Pro-democracy groups are calling on Canada to modify immigration and refugee rules to accommodate a possible exodus of Hong Kongers as China’s parliament passed national-security legislation Tuesday. Hong Kong Watch, a Britain-based watchdog group, is pressing Canada and other Western countries to provide safe harbour elsewhere in the world for residents of the Asian financial centre. The proposals include modifying work and study visa programs to make it easier for Hong Kong residents to work and study abroad – and offer a pathway to citizenship – if needed.

Mr. Trudeau is refusing to commit to repatriating dozens of Canadian citizens detained in dire conditions in Syria. At least 47 Canadians including eight men, 13 women and 26 children are detained in Kurdish-run camps and prisons in northeast Syria because of their alleged ties to the Islamic State terrorist group, according a new report from Human Rights Watch. Speaking in Ottawa on Monday, Mr. Trudeau said that while Canada is trying to provide consular services to its citizens, the government’s priority is the safety of Canadian diplomats, who would likely need to enter northeast Syria to help with any repatriation efforts.

Federal cabinet minister Dominic LeBlanc said democracies around the world must unite in a collective, global effort to fight online disinformation. Speaking to a panel discussion hosted by the Institute for Data, Democracy and Politics at George Washington University, Mr. Leblanc said the Liberal government learned a lot from defensive measures against so-called “fake news” in advance of last year’s federal election. He said Canada’s experience would be of help to the U.S., which is no stranger to election interference from domestic and foreign bad actors both domestic and foreign.

WE Charity has received a series of exclusively sole-source contracts from the federal government over the last three years, according to government records obtained by The National Post. The charity, which has close ties to Mr. Trudeau and his family, made headlines in recent days after the federal government announced it had outsourced a $900-million federal student volunteer grant program for WE to administer. The charity will receive at least $19.5 million in fees for the work.

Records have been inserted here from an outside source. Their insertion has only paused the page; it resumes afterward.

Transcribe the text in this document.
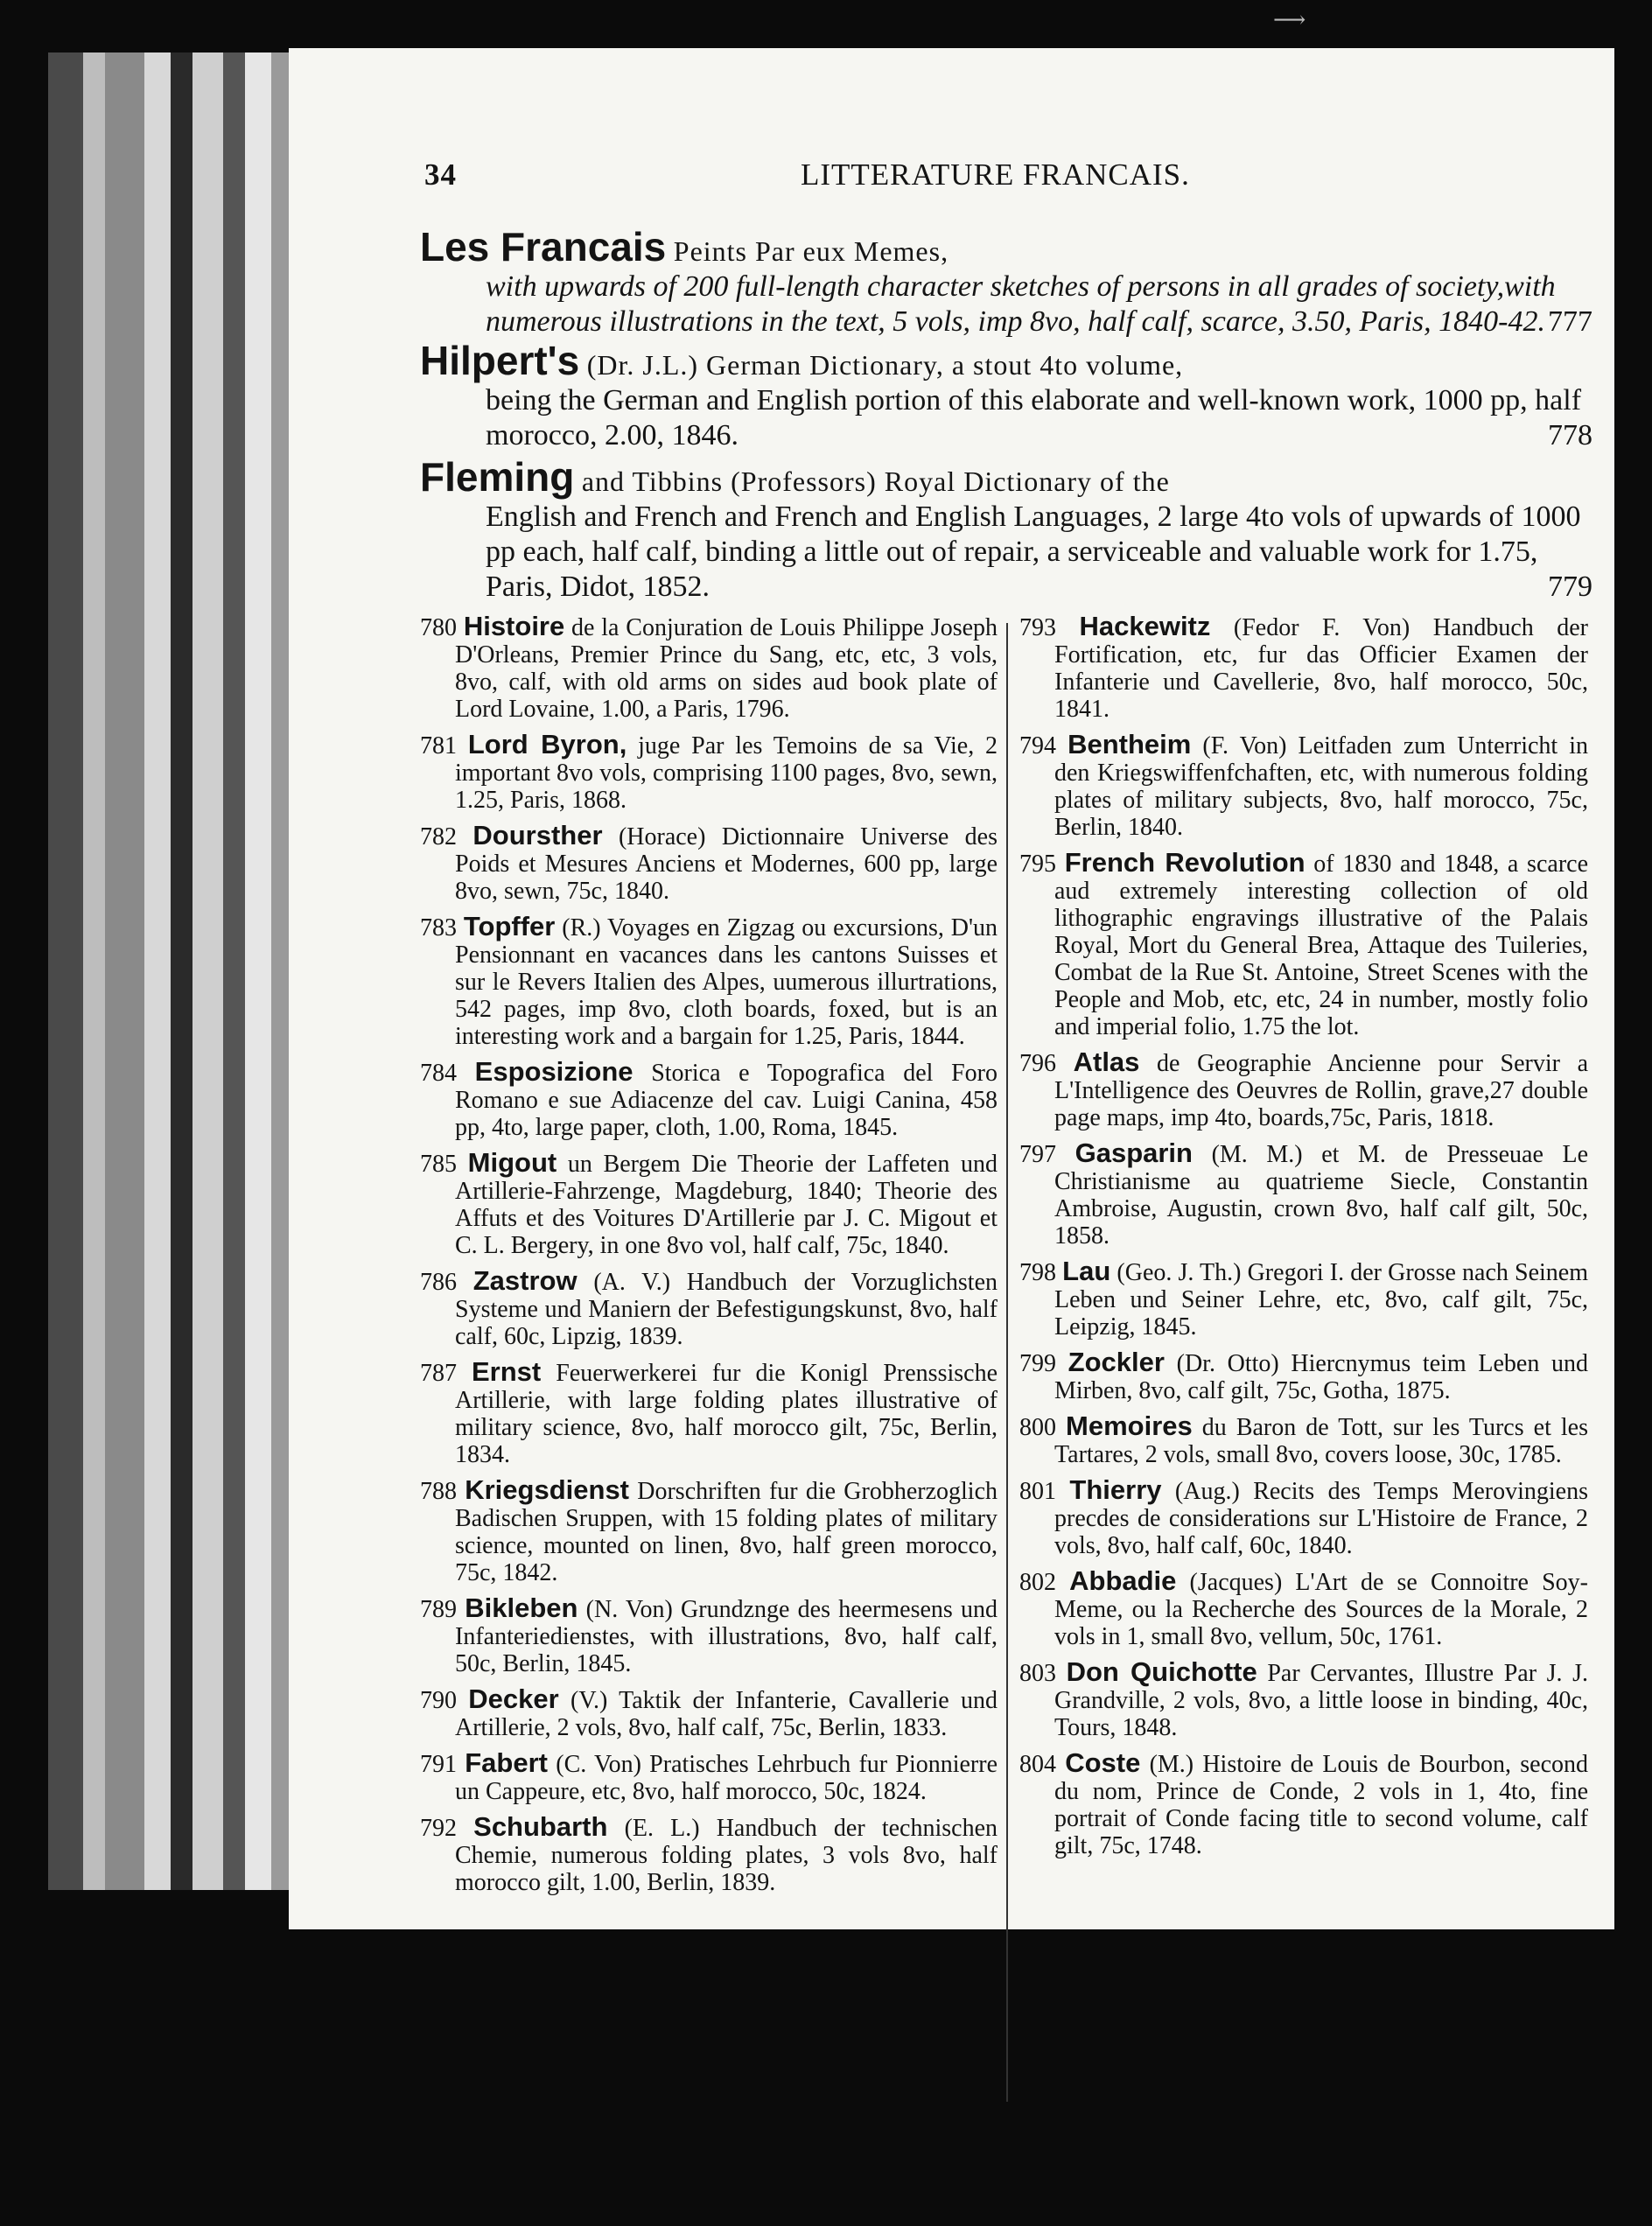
⟶
34	LITTERATURE FRANCAIS.
Les Francais Peints Par eux Memes,
with upwards of 200 full-length character sketches of persons in all grades of society,with numerous illustrations in the text, 5 vols, imp 8vo, half calf, scarce, 3.50, Paris, 1840-42. 777
Hilpert's (Dr. J.L.) German Dictionary, a stout 4to volume,
being the German and English portion of this elaborate and well-known work, 1000 pp, half morocco, 2.00, 1846.	778
Fleming and Tibbins (Professors) Royal Dictionary of the
English and French and French and English Languages, 2 large 4to vols of upwards of 1000 pp each, half calf, binding a little out of repair, a serviceable and valuable work for 1.75, Paris, Didot, 1852.	779
780 Histoire de la Conjuration de Louis Philippe Joseph D'Orleans, Premier Prince du Sang, etc, etc, 3 vols, 8vo, calf, with old arms on sides aud book plate of Lord Lovaine, 1.00, a Paris, 1796.
781 Lord Byron, juge Par les Temoins de sa Vie, 2 important 8vo vols, comprising 1100 pages, 8vo, sewn, 1.25, Paris, 1868.
782 Doursther (Horace) Dictionnaire Universe des Poids et Mesures Anciens et Modernes, 600 pp, large 8vo, sewn, 75c, 1840.
783 Topffer (R.) Voyages en Zigzag ou excursions, D'un Pensionnant en vacances dans les cantons Suisses et sur le Revers Italien des Alpes, uumerous illurtrations, 542 pages, imp 8vo, cloth boards, foxed, but is an interesting work and a bargain for 1.25, Paris, 1844.
784 Esposizione Storica e Topografica del Foro Romano e sue Adiacenze del cav. Luigi Canina, 458 pp, 4to, large paper, cloth, 1.00, Roma, 1845.
785 Migout un Bergem Die Theorie der Laffeten und Artillerie-Fahrzenge, Magdeburg, 1840; Theorie des Affuts et des Voitures D'Artillerie par J. C. Migout et C. L. Bergery, in one 8vo vol, half calf, 75c, 1840.
786 Zastrow (A. V.) Handbuch der Vorzuglichsten Systeme und Maniern der Befestigungskunst, 8vo, half calf, 60c, Lipzig, 1839.
787 Ernst Feuerwerkerei fur die Konigl Prenssische Artillerie, with large folding plates illustrative of military science, 8vo, half morocco gilt, 75c, Berlin, 1834.
788 Kriegsdienst Dorschriften fur die Grobherzoglich Badischen Sruppen, with 15 folding plates of military science, mounted on linen, 8vo, half green morocco, 75c, 1842.
789 Bikleben (N. Von) Grundznge des heermesens und Infanteriedienstes, with illustrations, 8vo, half calf, 50c, Berlin, 1845.
790 Decker (V.) Taktik der Infanterie, Cavallerie und Artillerie, 2 vols, 8vo, half calf, 75c, Berlin, 1833.
791 Fabert (C. Von) Pratisches Lehrbuch fur Pionnierre un Cappeure, etc, 8vo, half morocco, 50c, 1824.
792 Schubarth (E. L.) Handbuch der technischen Chemie, numerous folding plates, 3 vols 8vo, half morocco gilt, 1.00, Berlin, 1839.
793 Hackewitz (Fedor F. Von) Handbuch der Fortification, etc, fur das Officier Examen der Infanterie und Cavellerie, 8vo, half morocco, 50c, 1841.
794 Bentheim (F. Von) Leitfaden zum Unterricht in den Kriegswiffenfchaften, etc, with numerous folding plates of military subjects, 8vo, half morocco, 75c, Berlin, 1840.
795 French Revolution of 1830 and 1848, a scarce aud extremely interesting collection of old lithographic engravings illustrative of the Palais Royal, Mort du General Brea, Attaque des Tuileries, Combat de la Rue St. Antoine, Street Scenes with the People and Mob, etc, etc, 24 in number, mostly folio and imperial folio, 1.75 the lot.
796 Atlas de Geographie Ancienne pour Servir a L'Intelligence des Oeuvres de Rollin, grave,27 double page maps, imp 4to, boards,75c, Paris, 1818.
797 Gasparin (M. M.) et M. de Presseuae Le Christianisme au quatrieme Siecle, Constantin Ambroise, Augustin, crown 8vo, half calf gilt, 50c, 1858.
798 Lau (Geo. J. Th.) Gregori I. der Grosse nach Seinem Leben und Seiner Lehre, etc, 8vo, calf gilt, 75c, Leipzig, 1845.
799 Zockler (Dr. Otto) Hiercnymus teim Leben und Mirben, 8vo, calf gilt, 75c, Gotha, 1875.
800 Memoires du Baron de Tott, sur les Turcs et les Tartares, 2 vols, small 8vo, covers loose, 30c, 1785.
801 Thierry (Aug.) Recits des Temps Merovingiens precdes de considerations sur L'Histoire de France, 2 vols, 8vo, half calf, 60c, 1840.
802 Abbadie (Jacques) L'Art de se Connoitre Soy-Meme, ou la Recherche des Sources de la Morale, 2 vols in 1, small 8vo, vellum, 50c, 1761.
803 Don Quichotte Par Cervantes, Illustre Par J. J. Grandville, 2 vols, 8vo, a little loose in binding, 40c, Tours, 1848.
804 Coste (M.) Histoire de Louis de Bourbon, second du nom, Prince de Conde, 2 vols in 1, 4to, fine portrait of Conde facing title to second volume, calf gilt, 75c, 1748.
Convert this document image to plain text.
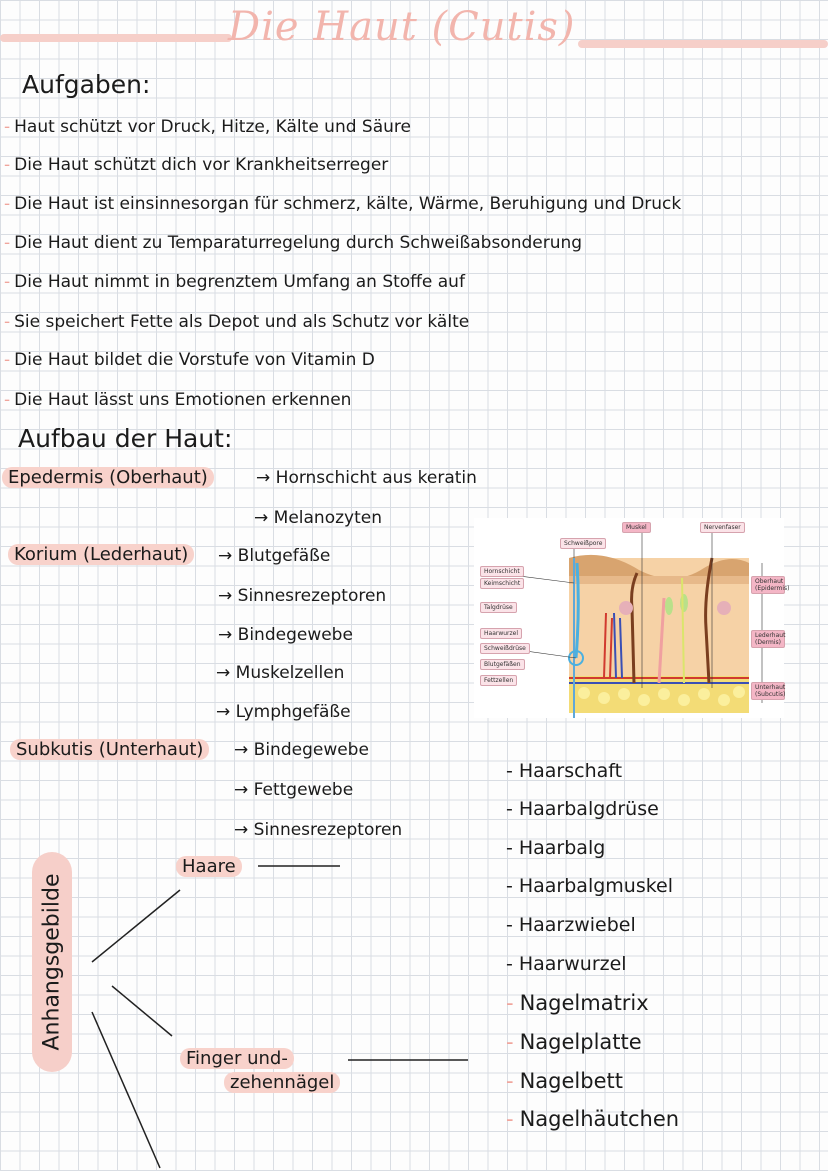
Die Haut (Cutis)
Aufgaben:
- Haut schützt vor Druck, Hitze, Kälte und Säure
- Die Haut schützt dich vor Krankheitserreger
- Die Haut ist einsinnesorgan für schmerz, kälte, Wärme, Beruhigung und Druck
- Die Haut dient zu Temparaturregelung durch Schweißabsonderung
- Die Haut nimmt in begrenztem Umfang an Stoffe auf
- Sie speichert Fette als Depot und als Schutz vor kälte
- Die Haut bildet die Vorstufe von Vitamin D
- Die Haut lässt uns Emotionen erkennen
Aufbau der Haut:
Epedermis (Oberhaut)	→ Hornschicht aus keratin
→ Melanozyten
Korium (Lederhaut)	→ Blutgefäße
→ Sinnesrezeptoren
→ Bindegewebe
→ Muskelzellen
→ Lymphgefäße
Subkutis (Unterhaut)	→ Bindegewebe
→ Fettgewebe
→ Sinnesrezeptoren
Hornschicht
Keimschicht
Talgdrüse
Haarwurzel
Schweißdrüse
Blutgefäßen
Fettzellen
Schweißpore
Muskel	Nervenfaser
Oberhaut (Epidermis)
Lederhaut (Dermis)
Unterhaut (Subcutis)
Anhangsgebilde
Haare
Finger und-
zehennägel
- Haarschaft
- Haarbalgdrüse
- Haarbalg
- Haarbalgmuskel
- Haarzwiebel
- Haarwurzel
- Nagelmatrix
- Nagelplatte
- Nagelbett
- Nagelhäutchen
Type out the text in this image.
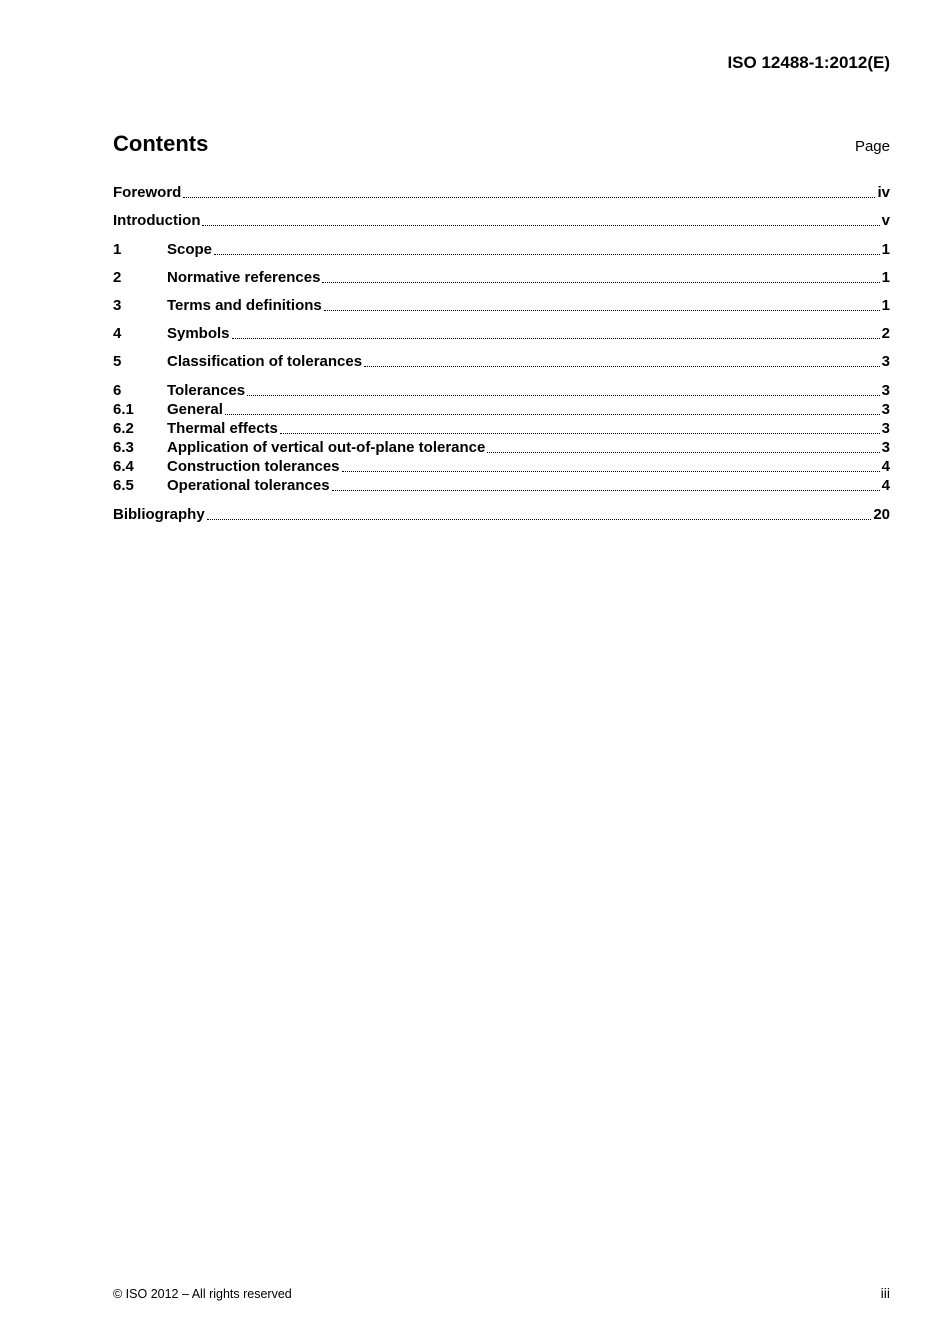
ISO 12488-1:2012(E)
Contents	Page
Foreword	iv
Introduction	v
1	Scope	1
2	Normative references	1
3	Terms and definitions	1
4	Symbols	2
5	Classification of tolerances	3
6	Tolerances	3
6.1	General	3
6.2	Thermal effects	3
6.3	Application of vertical out-of-plane tolerance	3
6.4	Construction tolerances	4
6.5	Operational tolerances	4
Bibliography	20
© ISO 2012 – All rights reserved	iii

Frank Ching (The Globe and Mail) on how China’s ‘wolf warrior’ diplomats are not winning Beijing any friends: “From Canada in the far north to Australia in the southern hemisphere, China is stoking the flames with its assertive and ruthless diplomacy – a surefire formula for alienating friends and losing influence. It is time for China to change tactics and adopt new policy goals. The thuggish behaviour associated with its diplomacy is repulsive to traditional diplomats – and should be an embarrassment to such a major power.”

Don Martin (CTV News) on a leadership report card in a time when leadership is needed the most:: “Prime Minister Justin Trudeau: Now numbering almost 90 pandemic news conferences and counting, you can’t deride the Prime Minister for a failure to communicate. It would’ve taken Stephen Harper 90 years to match that level of media availability. But it’s become a very expensive list of daily announcements and there’s scant attention on paying off a tab the next two generations might not be able to afford.”

John Ivison (The National Post) on Mr. Trudeau’s latest feel-good message about the COVID-19 mission: “But nobody should be under any illusion that the mission has been accomplished. In the Public Health Agency’s early models, it suggested the death toll could be 22,000 people, if the infection rate was 5 per cent over the course of the pandemic. Canada’s infection rate is currently around 4 per cent (103,250 cases from 2.6-million tested). That suggests that we will have a period of respite before second and third waves claim more lives.”